March 07, 2006
AIM Bots, or not
Jason Calacanis just wrote about AOL opening AIM a bit and Wil Wheaton followed with a great posts AIM bots. Specifically this bit:
"As I understand it, if you want to hook into the AIM API, you have to cough up a significant fee to AOL, so I don't see rampant 'bot development happening any time soon, but if AOL decided to dump the fees (maybe they could add a line after the message that says, "brought to you by [sponsor]" if they wanted to make up for lost fees, and sell the adspace) and a company like blogger or sixapart incorporated some easy to use code for their customers (add "wake up the bot" to "send trackbacks" or whatever), we could have an entirely new -- and very cool -- method of communicating with each other."
It's not only the API they want a "significant fee" for - it's the unlimited traffic on the bot. And by "significant" I mean "retarded." The way this works is basically this - if you have a AIM account you are allowed so many connections over a set period of time. Bots, by nature, can't fit into that (because lots of people might ping them realtively close together) at which point AOL steps in and says theres too much traffic on that account and bans it for 24 hours or something. Which makes it relatively impossible to have a bot without getting that restriction lifted. Without getting into the specifics of this I'll just say that I know several people who have built functional AIM bots but the monthly fee that AOL wanted to lift the limit of connections was so insane they axed the idea in a second. Insane by 2006 standards, insane even by 1998 standards. And by "axed the idea" I mean just shifted from AIM to another option. Which is exactly what other people are going to do. IM Bots are a cool idea, and if AOL is going to charge people people to run them, people are just going to move to Gaim or Jabber or some other option that won't.
Yeah, the cost is hella retarded. I know I've had bots running for almost a year that I just have out there for personal use. This commercial bot process needs to be revamped or just like you said. Go to Jabber.
Posted by:
Jason D- on March 7, 2006 01:23 PM
I'm going to look into it... from what I've heard the problem is that there are a lot of spammers trying to sneak in and use bots for bad things.

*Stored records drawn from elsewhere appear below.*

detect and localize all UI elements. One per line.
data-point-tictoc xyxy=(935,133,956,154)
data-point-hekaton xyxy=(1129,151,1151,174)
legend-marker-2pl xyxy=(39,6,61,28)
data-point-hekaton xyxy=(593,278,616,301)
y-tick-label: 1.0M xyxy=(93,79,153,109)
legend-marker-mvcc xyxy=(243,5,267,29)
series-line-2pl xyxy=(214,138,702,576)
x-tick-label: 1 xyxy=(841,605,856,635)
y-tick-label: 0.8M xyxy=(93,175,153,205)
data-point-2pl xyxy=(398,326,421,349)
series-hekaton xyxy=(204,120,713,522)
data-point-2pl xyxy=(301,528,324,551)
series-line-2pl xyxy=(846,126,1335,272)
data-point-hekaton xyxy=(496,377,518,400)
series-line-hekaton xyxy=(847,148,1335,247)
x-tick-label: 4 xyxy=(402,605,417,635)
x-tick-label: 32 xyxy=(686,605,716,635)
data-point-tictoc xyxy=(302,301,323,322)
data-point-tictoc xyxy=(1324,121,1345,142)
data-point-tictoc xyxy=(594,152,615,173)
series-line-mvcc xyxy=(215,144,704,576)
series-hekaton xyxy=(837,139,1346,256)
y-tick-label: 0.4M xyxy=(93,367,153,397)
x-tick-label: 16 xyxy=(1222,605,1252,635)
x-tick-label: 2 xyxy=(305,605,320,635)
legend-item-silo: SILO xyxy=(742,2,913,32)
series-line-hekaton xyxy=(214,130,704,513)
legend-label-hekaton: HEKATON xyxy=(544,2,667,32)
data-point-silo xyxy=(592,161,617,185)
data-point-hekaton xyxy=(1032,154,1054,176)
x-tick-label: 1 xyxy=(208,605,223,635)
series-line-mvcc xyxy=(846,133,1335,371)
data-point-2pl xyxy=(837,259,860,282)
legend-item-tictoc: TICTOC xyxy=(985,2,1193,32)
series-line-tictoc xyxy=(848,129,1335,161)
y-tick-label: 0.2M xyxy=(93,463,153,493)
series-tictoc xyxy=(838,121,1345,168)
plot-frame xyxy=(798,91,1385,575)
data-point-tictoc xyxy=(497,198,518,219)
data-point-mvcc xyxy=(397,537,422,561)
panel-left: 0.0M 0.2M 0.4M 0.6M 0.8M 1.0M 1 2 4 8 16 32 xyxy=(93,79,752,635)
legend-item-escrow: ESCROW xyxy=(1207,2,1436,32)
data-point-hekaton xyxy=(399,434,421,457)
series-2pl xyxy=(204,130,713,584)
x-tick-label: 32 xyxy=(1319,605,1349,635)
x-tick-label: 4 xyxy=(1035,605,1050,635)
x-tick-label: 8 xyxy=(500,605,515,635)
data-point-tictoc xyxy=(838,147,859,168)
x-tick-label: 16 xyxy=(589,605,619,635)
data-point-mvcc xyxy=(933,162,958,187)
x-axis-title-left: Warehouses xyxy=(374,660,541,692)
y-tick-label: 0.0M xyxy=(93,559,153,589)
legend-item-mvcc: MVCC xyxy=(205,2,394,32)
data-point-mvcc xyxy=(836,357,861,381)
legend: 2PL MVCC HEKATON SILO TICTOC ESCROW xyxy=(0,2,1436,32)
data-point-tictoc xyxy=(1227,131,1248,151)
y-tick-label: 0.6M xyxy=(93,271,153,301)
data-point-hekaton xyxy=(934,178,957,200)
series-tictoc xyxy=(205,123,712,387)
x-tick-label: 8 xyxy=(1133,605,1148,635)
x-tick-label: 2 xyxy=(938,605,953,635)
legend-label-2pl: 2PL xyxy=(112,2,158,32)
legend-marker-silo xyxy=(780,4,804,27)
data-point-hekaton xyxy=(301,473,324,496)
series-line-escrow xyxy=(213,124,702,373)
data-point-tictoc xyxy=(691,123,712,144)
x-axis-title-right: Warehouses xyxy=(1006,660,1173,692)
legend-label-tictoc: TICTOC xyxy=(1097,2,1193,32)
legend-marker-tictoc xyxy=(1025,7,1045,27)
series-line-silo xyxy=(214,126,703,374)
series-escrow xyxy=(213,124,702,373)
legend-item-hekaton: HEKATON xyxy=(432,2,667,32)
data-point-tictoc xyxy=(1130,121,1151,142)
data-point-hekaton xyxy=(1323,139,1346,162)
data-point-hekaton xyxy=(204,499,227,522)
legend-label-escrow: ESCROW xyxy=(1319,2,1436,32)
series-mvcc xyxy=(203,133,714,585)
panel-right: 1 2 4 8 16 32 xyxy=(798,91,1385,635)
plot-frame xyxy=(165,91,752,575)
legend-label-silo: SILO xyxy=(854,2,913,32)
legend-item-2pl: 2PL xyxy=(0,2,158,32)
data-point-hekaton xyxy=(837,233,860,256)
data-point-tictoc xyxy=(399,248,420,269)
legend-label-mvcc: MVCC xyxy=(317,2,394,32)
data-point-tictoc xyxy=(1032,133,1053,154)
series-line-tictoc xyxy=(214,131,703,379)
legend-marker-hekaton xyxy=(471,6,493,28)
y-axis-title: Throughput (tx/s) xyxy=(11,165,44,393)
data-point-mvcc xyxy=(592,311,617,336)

If that's the case we need to come up with a way to let the goodguys in and keep the bad guys out.
Posted by:
Jason on March 7, 2006 02:56 PM
We were told the issue was inbound traffic, not outbound which seems a little odd to blam on spammers since I don't know that too many people would be out there pinging a spambot.
Thanks for looking into it, but if the way to let the good guys in is the current someone-is-on-the-pipe-again monthly fee or a whitelist tax that's not much of a solution and it's still going to push people to use completely free options.